大气中二氧化碳（CO2）浓度已由工业革命前约280umol/mol增加到目前约400umol/mol，平均温度升高了0.84℃，未来二者仍将同步持续增高。在光热条件变化背景下，近年来北方稻田最优势杂草稗草发生严重，通过掠夺光热资源和土壤养分，严重弱化了水稻长势，影响水稻的产量和品质。本项目拟采用FACE平台，将稻田稗草和水稻按不同种植比例开展CO2浓度与温度增高的模拟试验，观测稗草和水稻生理代谢与养分吸收能力的变化，获得稻田稗草对CO2浓度与温度增高响应的试验数据，进行FACE增温条件下稗草生理响应以及稗草和水稻竞争关系比较研究，阐明CO2浓度增高对稻田稗草生长发育以及稗草与水稻竞争关系影响的机理，提高气候变化对作物生长发育影响的认知。
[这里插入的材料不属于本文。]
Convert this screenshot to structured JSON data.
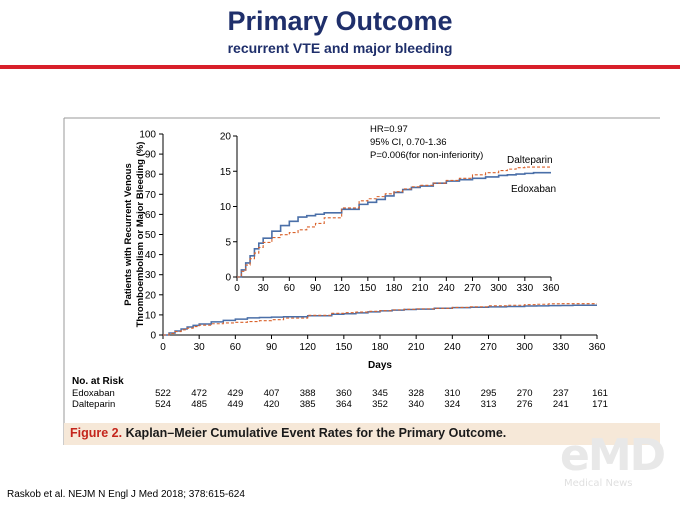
{
  "header": {
    "title": "Primary Outcome",
    "subtitle": "recurrent VTE and major bleeding"
  },
  "colors": {
    "title": "#1f2f6b",
    "accent_bar": "#d8202a",
    "edoxaban": "#4a6fa8",
    "dalteparin": "#d9622b",
    "caption_bg": "#f6e8d8",
    "caption_fig": "#c4251c"
  },
  "caption": {
    "figure_label": "Figure 2.",
    "text": "Kaplan–Meier Cumulative Event Rates for the Primary Outcome."
  },
  "reference": "Raskob et al. NEJM N Engl J Med 2018; 378:615-624",
  "logo": {
    "text": "eMD",
    "sub": "Medical News"
  },
  "chart_data": [
    {
      "type": "line",
      "role": "main",
      "xlabel": "Days",
      "ylabel_line1": "Patients with Recurrent Venous",
      "ylabel_line2": "Thromboembolism or Major Bleeding (%)",
      "xlim": [
        0,
        360
      ],
      "ylim": [
        0,
        100
      ],
      "xticks": [
        0,
        30,
        60,
        90,
        120,
        150,
        180,
        210,
        240,
        270,
        300,
        330,
        360
      ],
      "yticks": [
        0,
        10,
        20,
        30,
        40,
        50,
        60,
        70,
        80,
        90,
        100
      ],
      "series": [
        {
          "name": "Edoxaban",
          "style": "solid",
          "x": [
            0,
            5,
            10,
            15,
            20,
            25,
            30,
            40,
            50,
            60,
            70,
            80,
            90,
            100,
            120,
            140,
            150,
            160,
            170,
            180,
            190,
            200,
            210,
            225,
            240,
            255,
            270,
            285,
            300,
            310,
            320,
            330,
            340,
            360
          ],
          "y": [
            0,
            1,
            2,
            3,
            4,
            4.8,
            5.5,
            6.5,
            7.3,
            7.9,
            8.5,
            8.7,
            8.9,
            9.1,
            9.6,
            10.3,
            10.6,
            11,
            11.5,
            12,
            12.4,
            12.7,
            12.9,
            13.3,
            13.6,
            13.8,
            14,
            14.2,
            14.4,
            14.5,
            14.6,
            14.7,
            14.8,
            14.8
          ]
        },
        {
          "name": "Dalteparin",
          "style": "dashed",
          "x": [
            0,
            5,
            10,
            15,
            20,
            25,
            30,
            40,
            50,
            60,
            70,
            80,
            90,
            100,
            120,
            140,
            150,
            160,
            170,
            180,
            190,
            200,
            210,
            225,
            240,
            255,
            270,
            285,
            300,
            310,
            320,
            330,
            340,
            360
          ],
          "y": [
            0,
            0.8,
            1.7,
            2.6,
            3.4,
            4.2,
            4.9,
            5.6,
            6,
            6.3,
            6.7,
            7.1,
            7.6,
            8.4,
            9.8,
            10.8,
            11.1,
            11.4,
            11.8,
            12.1,
            12.5,
            12.8,
            13,
            13.3,
            13.7,
            14,
            14.5,
            14.8,
            15.1,
            15.3,
            15.5,
            15.6,
            15.6,
            15.6
          ]
        }
      ]
    },
    {
      "type": "line",
      "role": "inset",
      "xlim": [
        0,
        360
      ],
      "ylim": [
        0,
        20
      ],
      "xticks": [
        0,
        30,
        60,
        90,
        120,
        150,
        180,
        210,
        240,
        270,
        300,
        330,
        360
      ],
      "yticks": [
        0,
        5,
        10,
        15,
        20
      ],
      "annotation": [
        "HR=0.97",
        "95% CI,  0.70-1.36",
        "P=0.006(for non-inferiority)"
      ],
      "series_labels": [
        "Dalteparin",
        "Edoxaban"
      ]
    }
  ],
  "risk_table": {
    "title": "No. at Risk",
    "rows": [
      {
        "name": "Edoxaban",
        "values": [
          "522",
          "472",
          "429",
          "407",
          "388",
          "360",
          "345",
          "328",
          "310",
          "295",
          "270",
          "237",
          "161"
        ]
      },
      {
        "name": "Dalteparin",
        "values": [
          "524",
          "485",
          "449",
          "420",
          "385",
          "364",
          "352",
          "340",
          "324",
          "313",
          "276",
          "241",
          "171"
        ]
      }
    ]
  }
}
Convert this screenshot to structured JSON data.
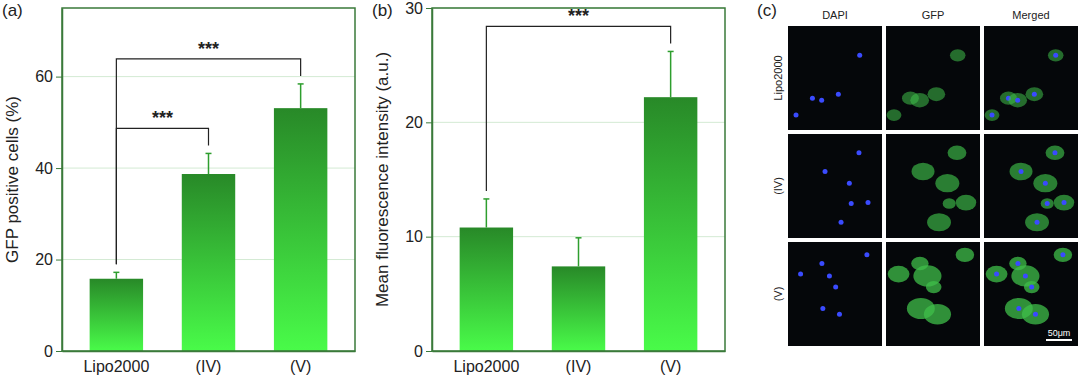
{
  "chart_data": [
    {
      "type": "bar",
      "title": "(a)",
      "y_label": "GFP positive cells (%)",
      "categories": [
        "Lipo2000",
        "(IV)",
        "(V)"
      ],
      "values": [
        15.8,
        38.7,
        53.1
      ],
      "errors": [
        1.4,
        4.5,
        5.3
      ],
      "color": "#2e9e2e",
      "ylim": [
        0,
        75
      ],
      "yticks": [
        0,
        20,
        40,
        60
      ],
      "grid": true,
      "annotations": [
        {
          "text": "***",
          "between": [
            "Lipo2000",
            "(IV)"
          ]
        },
        {
          "text": "***",
          "between": [
            "Lipo2000",
            "(V)"
          ]
        }
      ]
    },
    {
      "type": "bar",
      "title": "(b)",
      "y_label": "Mean fluorescence intensity (a.u.)",
      "categories": [
        "Lipo2000",
        "(IV)",
        "(V)"
      ],
      "values": [
        10.8,
        7.4,
        22.2
      ],
      "errors": [
        2.5,
        2.5,
        4.0
      ],
      "color": "#2e9e2e",
      "ylim": [
        0,
        30
      ],
      "yticks": [
        0,
        10,
        20,
        30
      ],
      "grid": true,
      "annotations": [
        {
          "text": "***",
          "between": [
            "Lipo2000",
            "(V)"
          ]
        }
      ]
    }
  ],
  "image_panel": {
    "title": "(c)",
    "columns": [
      "DAPI",
      "GFP",
      "Merged"
    ],
    "rows": [
      "Lipo2000",
      "(IV)",
      "(V)"
    ],
    "scale_bar": "50μm"
  }
}
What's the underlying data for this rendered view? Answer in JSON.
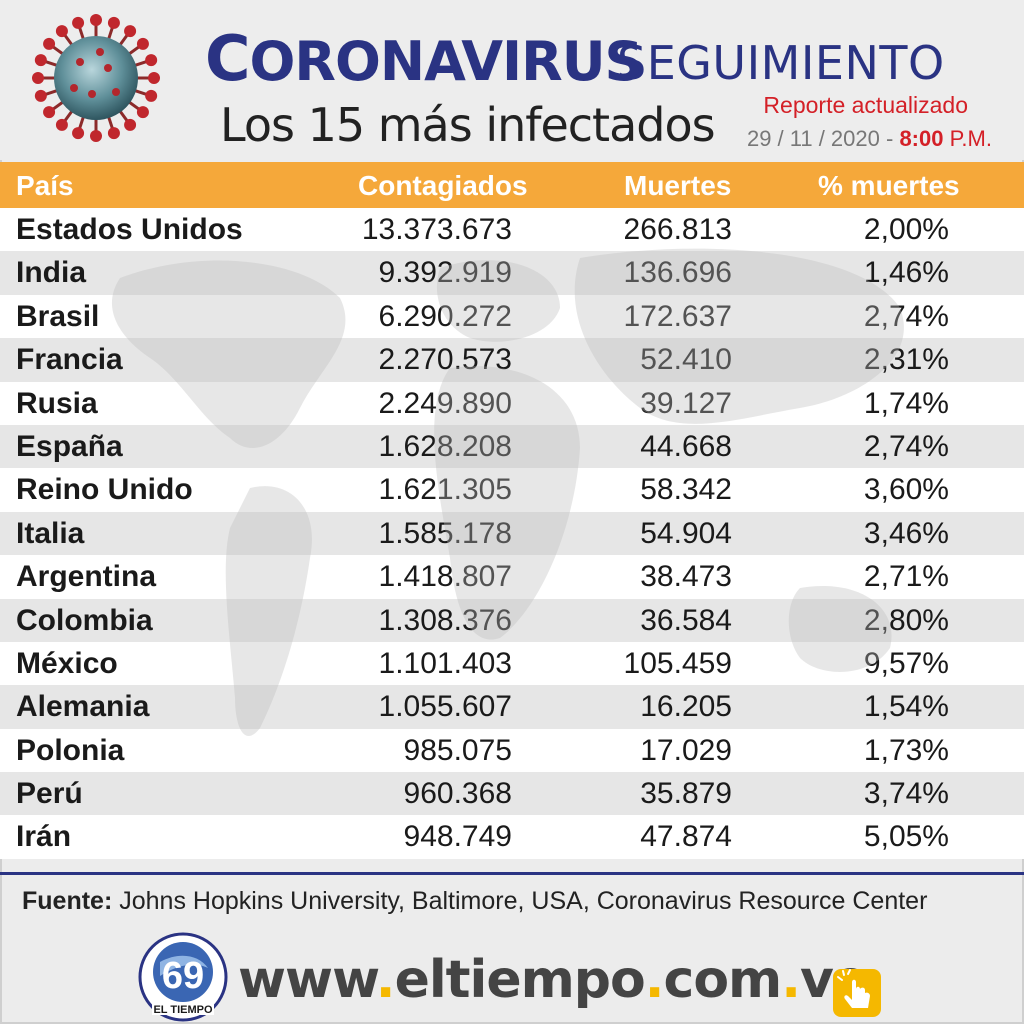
{
  "header": {
    "title_initial": "C",
    "title_rest": "ORONAVIRUS",
    "title_secondary": "SEGUIMIENTO",
    "subtitle_pre": "Los ",
    "subtitle_num": "15",
    "subtitle_post": " más infectados",
    "updated_label": "Reporte actualizado",
    "updated_date": "29 / 11 / 2020 - ",
    "updated_time": "8:00",
    "updated_pm": " P.M.",
    "virus_icon": "coronavirus-icon"
  },
  "table": {
    "headers": [
      "País",
      "Contagiados",
      "Muertes",
      "% muertes"
    ],
    "rows": [
      [
        "Estados Unidos",
        "13.373.673",
        "266.813",
        "2,00%"
      ],
      [
        "India",
        "9.392.919",
        "136.696",
        "1,46%"
      ],
      [
        "Brasil",
        "6.290.272",
        "172.637",
        "2,74%"
      ],
      [
        "Francia",
        "2.270.573",
        "52.410",
        "2,31%"
      ],
      [
        "Rusia",
        "2.249.890",
        "39.127",
        "1,74%"
      ],
      [
        "España",
        "1.628.208",
        "44.668",
        "2,74%"
      ],
      [
        "Reino Unido",
        "1.621.305",
        "58.342",
        "3,60%"
      ],
      [
        "Italia",
        "1.585.178",
        "54.904",
        "3,46%"
      ],
      [
        "Argentina",
        "1.418.807",
        "38.473",
        "2,71%"
      ],
      [
        "Colombia",
        "1.308.376",
        "36.584",
        "2,80%"
      ],
      [
        "México",
        "1.101.403",
        "105.459",
        "9,57%"
      ],
      [
        "Alemania",
        "1.055.607",
        "16.205",
        "1,54%"
      ],
      [
        "Polonia",
        "985.075",
        "17.029",
        "1,73%"
      ],
      [
        "Perú",
        "960.368",
        "35.879",
        "3,74%"
      ],
      [
        "Irán",
        "948.749",
        "47.874",
        "5,05%"
      ]
    ]
  },
  "footer": {
    "source_label": "Fuente:",
    "source_text": " Johns Hopkins University, Baltimore, USA, Coronavirus Resource Center",
    "site_parts": [
      "www",
      ".",
      "eltiempo",
      ".",
      "com",
      ".",
      "ve"
    ],
    "logo_number": "69",
    "logo_name": "EL TIEMPO",
    "logo_icon": "el-tiempo-logo",
    "click_icon": "hand-click-icon"
  },
  "colors": {
    "brand_blue": "#2a3383",
    "header_orange": "#f5a83a",
    "accent_red": "#d42027",
    "dot_yellow": "#f5b800"
  }
}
大气中二氧化碳（CO2）浓度已由工业革命前约280umol/mol增加到2020年的410umol/mol，增幅达46.5%。尽管国际社会在努力寻求控制CO2排放的有效途径，但短期内大气中CO2浓度继续增高的趋势难以改变，对陆地生态系统的影响仍将持续并强化。在光热条件变化背景下，近年来北方稻田最优势杂草稗草发生严重，通过掠夺光热资源和土壤养分，严重弱化了水稻长势，影响水稻的产量和品质。本项目采用开放式CO2富集系统（Free-air CO2 Enrichment，FACE），开展了CO2浓度增高对稻田稗草生长发育及稻田稗草与水稻竞争力影响的模拟试验。结果表明，稗草与水稻混种使水稻结实率显著降低，水稻千粒重显著增加，最终使水稻产量显著降低；CO2浓度升高使水稻干物质量显著提高，稗草使水稻干物质量显著降低；而CO2浓度升高和稗草互作对水稻干物质影响不显著。CO2浓度升高使水稻剑叶净光合速率、胞间CO2浓度及SPAD值显著升高，使水稻剑叶气孔导度和蒸腾速率显著降低，稗草显著降低了水稻剑叶净光合速率、胞间CO2浓度、气孔导度、蒸腾速率、瞬时水分利用效率及SPAD值。水稻抽穗后CO2浓度升高对水稻光合作用的影响大于稗草对水稻光合作用的影响。稗草混种处理对水稻每穴穗数和结实率均有负向作用，对水稻拔节期的株高有负向作用；使水稻分蘖期叶面积指数下降了23.2%，达到显著水平。稗草混种处理使水稻在抽穗期分蘖数减少了34.5%，达到显著水平；其他阶段分蘖数均未达到显著水平。稗草混种处理降低了水稻根系氧化力，在水稻分蘖期、 拔节期、 抽穗期分别降低了41.6%、10.9%、14.2%，且均达到显著水平。稗草混种处理对水稻根系总吸收面积有负向作用，且在抽穗期和成熟期达到显著水平，在分蘖期达到极显著水平。研究结果初步阐释了CO2浓度增高条件下稻田稗草竞争趋势及响应机理，提高了CO2浓度增高及气候变化对作物生长发育影响的认知。